Terilyn A. Shropshire, ACE press
Editor Terilyn A. Shropshire Talks Bringing Vulnerability to a Fierce Warrior in "The Woman King"
December 2, 2022

written by Carolyn Giardina, The Hollywood Reporter

Editor Terilyn A. Shropshire is the first to acknowledge that the The Woman King can be thought of as an action film. And indeed, with her kinetic cutting, it excels in the action scenes. But she emphasizes that from the start of the project, delving into the characters was the primary approach that she and writer-director Gina Prince-Bythewood took to the story, which is set in the 1820s and follows the Agoji, a unit of female warriors in Africa’s Dahomey kingdom. “The focus was always to make sure that by the time we put them in the larger-scope moments, the battle moments, that you cared enough about these characters that you understood what was at stake for them,” she says of the editing. “It was always about finding the humanity in what they were doing, whether it be a fight scene or the most intimate moments.” 

Shropshire says one of her favorite scenes in the movie, in fact, didn’t involve a battle. The powerful scene — spoiler alert! — occurs late in the film, after Nanisca, the Agoji general played by Viola Davis, finds a familiar mark on young warrior Nawi (Thuso Mbedu) while helping her to mend a battle wound.
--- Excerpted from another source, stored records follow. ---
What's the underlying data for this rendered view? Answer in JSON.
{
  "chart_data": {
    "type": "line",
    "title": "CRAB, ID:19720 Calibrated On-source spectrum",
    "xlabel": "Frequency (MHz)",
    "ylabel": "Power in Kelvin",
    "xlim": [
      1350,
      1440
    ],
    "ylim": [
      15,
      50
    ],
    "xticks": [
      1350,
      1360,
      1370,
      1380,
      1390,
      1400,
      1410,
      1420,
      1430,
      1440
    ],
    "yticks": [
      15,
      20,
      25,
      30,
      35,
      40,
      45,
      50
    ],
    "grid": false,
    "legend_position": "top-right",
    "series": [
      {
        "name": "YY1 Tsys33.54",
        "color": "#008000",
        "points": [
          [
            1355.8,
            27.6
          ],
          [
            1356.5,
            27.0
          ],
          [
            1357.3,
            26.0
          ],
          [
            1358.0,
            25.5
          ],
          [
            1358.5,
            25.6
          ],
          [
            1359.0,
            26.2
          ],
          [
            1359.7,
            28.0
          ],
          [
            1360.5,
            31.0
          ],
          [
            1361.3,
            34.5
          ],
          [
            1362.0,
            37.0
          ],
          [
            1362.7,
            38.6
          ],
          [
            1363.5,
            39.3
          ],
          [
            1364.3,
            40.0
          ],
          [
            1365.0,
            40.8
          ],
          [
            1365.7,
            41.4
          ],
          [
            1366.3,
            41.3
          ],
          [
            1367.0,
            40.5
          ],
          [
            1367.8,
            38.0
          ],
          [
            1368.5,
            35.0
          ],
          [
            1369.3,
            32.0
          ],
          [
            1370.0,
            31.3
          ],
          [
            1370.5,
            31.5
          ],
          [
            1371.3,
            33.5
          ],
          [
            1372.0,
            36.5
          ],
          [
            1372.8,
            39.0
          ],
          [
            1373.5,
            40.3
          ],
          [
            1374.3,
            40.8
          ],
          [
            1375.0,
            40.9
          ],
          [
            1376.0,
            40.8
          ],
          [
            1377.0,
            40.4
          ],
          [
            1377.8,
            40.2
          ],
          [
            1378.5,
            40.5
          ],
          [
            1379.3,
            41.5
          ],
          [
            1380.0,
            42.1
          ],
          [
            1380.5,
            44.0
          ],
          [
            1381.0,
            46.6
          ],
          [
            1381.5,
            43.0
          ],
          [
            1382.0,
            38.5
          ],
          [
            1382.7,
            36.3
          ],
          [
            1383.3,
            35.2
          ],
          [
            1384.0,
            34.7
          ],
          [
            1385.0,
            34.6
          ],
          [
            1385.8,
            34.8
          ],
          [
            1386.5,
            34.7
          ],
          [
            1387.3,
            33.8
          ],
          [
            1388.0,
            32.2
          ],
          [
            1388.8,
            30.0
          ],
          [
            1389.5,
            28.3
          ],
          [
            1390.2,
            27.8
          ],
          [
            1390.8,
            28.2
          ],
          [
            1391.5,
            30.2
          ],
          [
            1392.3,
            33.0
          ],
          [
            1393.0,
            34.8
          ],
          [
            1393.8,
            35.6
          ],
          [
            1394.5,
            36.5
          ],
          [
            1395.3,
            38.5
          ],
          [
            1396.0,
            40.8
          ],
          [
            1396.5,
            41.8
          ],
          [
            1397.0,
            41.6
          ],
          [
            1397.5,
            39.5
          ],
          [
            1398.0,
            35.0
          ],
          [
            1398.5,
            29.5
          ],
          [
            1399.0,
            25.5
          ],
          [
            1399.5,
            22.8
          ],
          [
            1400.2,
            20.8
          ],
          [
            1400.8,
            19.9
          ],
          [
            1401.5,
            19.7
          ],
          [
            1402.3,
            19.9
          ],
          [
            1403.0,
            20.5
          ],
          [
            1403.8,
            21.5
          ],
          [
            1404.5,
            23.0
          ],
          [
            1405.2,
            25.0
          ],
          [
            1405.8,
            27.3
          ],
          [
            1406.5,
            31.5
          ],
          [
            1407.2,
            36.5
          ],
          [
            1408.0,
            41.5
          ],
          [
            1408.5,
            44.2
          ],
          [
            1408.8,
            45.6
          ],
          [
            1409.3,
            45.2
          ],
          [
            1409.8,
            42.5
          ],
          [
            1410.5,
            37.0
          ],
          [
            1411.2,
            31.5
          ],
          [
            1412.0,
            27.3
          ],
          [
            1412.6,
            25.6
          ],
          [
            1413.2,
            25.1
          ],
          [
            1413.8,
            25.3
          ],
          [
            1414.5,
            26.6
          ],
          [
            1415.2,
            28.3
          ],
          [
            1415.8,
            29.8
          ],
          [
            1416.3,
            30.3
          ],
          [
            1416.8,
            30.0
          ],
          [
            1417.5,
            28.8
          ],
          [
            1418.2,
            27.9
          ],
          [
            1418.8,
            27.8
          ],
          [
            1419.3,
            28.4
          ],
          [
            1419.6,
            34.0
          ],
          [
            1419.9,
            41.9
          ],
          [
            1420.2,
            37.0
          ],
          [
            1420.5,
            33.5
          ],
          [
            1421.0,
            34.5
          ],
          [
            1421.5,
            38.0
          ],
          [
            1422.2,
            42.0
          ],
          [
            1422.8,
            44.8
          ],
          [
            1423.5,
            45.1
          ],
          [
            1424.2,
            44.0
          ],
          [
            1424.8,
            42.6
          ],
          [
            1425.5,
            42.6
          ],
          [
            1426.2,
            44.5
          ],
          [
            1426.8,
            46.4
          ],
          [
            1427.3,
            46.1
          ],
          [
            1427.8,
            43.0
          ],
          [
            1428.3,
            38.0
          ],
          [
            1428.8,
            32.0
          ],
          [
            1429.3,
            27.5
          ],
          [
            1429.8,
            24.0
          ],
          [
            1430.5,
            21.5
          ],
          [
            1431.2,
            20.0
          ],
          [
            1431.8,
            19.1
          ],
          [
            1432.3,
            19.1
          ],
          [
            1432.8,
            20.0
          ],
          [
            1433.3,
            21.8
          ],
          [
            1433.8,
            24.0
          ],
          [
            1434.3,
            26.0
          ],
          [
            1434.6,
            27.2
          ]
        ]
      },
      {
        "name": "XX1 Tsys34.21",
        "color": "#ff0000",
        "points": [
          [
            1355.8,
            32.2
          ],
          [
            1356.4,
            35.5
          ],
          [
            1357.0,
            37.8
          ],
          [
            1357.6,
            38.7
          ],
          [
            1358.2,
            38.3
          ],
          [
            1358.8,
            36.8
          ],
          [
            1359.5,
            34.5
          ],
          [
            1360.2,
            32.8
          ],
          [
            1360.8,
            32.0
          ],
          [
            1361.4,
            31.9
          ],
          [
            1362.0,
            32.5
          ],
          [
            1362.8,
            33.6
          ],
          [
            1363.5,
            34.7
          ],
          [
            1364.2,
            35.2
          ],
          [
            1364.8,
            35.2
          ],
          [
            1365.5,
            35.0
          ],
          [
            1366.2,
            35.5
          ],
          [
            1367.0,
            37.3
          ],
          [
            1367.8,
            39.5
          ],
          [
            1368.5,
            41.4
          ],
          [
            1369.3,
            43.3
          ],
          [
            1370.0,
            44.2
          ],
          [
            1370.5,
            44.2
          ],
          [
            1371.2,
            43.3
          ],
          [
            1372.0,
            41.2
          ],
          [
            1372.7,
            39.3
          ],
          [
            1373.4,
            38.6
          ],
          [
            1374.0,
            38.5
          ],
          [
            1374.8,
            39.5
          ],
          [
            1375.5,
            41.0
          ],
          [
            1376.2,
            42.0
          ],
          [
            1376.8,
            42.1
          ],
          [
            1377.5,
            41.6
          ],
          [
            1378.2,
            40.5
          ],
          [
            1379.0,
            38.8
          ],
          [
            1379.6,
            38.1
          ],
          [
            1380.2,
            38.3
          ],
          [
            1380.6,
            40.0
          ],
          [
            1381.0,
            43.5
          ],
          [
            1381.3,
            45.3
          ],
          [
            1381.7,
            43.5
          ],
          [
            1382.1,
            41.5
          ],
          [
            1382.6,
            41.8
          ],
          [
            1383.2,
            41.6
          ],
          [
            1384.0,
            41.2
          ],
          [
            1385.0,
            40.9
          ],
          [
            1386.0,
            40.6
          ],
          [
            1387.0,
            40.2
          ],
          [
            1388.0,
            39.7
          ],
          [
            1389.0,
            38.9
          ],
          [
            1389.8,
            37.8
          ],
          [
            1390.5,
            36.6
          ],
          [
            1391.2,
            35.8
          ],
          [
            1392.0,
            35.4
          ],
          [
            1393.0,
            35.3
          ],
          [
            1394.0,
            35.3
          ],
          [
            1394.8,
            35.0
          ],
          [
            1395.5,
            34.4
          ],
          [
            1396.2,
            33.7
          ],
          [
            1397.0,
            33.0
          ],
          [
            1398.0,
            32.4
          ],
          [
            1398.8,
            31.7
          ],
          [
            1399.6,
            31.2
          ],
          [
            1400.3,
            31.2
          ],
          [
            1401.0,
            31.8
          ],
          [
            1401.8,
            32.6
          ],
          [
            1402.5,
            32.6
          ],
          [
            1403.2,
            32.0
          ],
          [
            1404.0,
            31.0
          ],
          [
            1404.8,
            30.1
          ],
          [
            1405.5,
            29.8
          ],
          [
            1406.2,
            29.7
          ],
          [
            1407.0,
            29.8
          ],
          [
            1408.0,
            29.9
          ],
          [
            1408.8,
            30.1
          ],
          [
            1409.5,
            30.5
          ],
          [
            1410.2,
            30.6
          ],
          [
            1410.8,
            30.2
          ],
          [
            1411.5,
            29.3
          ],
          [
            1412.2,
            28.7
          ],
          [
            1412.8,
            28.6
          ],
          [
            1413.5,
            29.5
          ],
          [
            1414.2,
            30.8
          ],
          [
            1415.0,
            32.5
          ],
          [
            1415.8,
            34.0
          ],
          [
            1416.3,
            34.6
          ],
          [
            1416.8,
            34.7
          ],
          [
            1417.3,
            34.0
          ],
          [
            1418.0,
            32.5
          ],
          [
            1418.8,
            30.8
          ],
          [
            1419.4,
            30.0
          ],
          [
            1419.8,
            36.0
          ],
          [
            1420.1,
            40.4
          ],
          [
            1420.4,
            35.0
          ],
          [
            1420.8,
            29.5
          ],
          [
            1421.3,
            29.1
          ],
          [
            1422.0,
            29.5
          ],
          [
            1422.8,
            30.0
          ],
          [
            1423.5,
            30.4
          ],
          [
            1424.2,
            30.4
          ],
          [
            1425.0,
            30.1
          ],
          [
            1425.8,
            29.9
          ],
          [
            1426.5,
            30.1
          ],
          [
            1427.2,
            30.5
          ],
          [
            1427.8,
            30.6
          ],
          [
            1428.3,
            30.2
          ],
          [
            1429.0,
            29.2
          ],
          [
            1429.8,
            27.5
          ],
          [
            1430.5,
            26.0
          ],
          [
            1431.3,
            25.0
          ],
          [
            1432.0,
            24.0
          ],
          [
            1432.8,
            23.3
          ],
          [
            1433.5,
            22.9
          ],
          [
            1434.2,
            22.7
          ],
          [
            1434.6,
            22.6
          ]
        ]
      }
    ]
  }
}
Nanisca retreats to her quiet room. “Her second-in-command, Amenza (Sheila Atim), comes in and they begin to talk about something that happened in both their lives that affected both of them, almost 20 years before,” says Shropshire of the reveal that Nanisca had a child. “She had Amenza take the child away. Now, Nanisca is asking, ‘What did you do?’ ”

The editor — whose two-decade collaboration with Prince-Bythewood ranges from 2000’s Love & Basketball to 2020’s The Old Guard — describes the pacing as she praises the performances of the actors. “That was always a scene where I knew, and Gina knew, we were going to need to take a moment. It’s not necessarily always embraced to take a moment in this type of film when it’s considered propulsive and it has a certain degree of momentum to it. 

“There was also a sense that some [audience members] would be ahead of us and some people would be just kind of catching up to us,” Shropshire adds. “But what was really important in that scene was to allow the audience to know that these two characters needed a moment to kind of unravel everything.” 

Throughout the film, Shropshire delicately introduced the layers of Nanisca. “We wanted her to be someone who is very guarded,” she says. “She’s the general. She doesn’t show a lot of emotion, yet [the film also provides] those moments when she shows her vulnerability. There are moments where there’s a choice to hold [a shot] on Nanisca and show a little bit longer of a look on her, allowing for the audience to begin to see her in more vulnerable moments, moments that she doesn’t share with other people around her.”                                                           

She adds, “We wanted the audience to be able to have those private moments with her so that when we finally did reveal the big part of her history, you cared about this person because we gave you a little bit of a window into her beyond ‘the general.’ ” 

In these more intimate scenes, Shropshire adds that she had to achieve a “very delicate balance, so that it doesn’t become melodramatic, or that you rush through the film. There’s plenty of time in this film to have those moments of propulsion and action and intensity. But this is a different kind of intensity. It’s the emotional intensity.” 

Of course, building that connection also gave more intensity to the battle scenes between the Agoji and the antagonistic warriors of the Oyo Empire. “We wanted these amazingly badass and propulsive and intense fight scenes, but we also wanted you to be able to take this journey with these characters that we hope we’ve had you imprint on and care about.”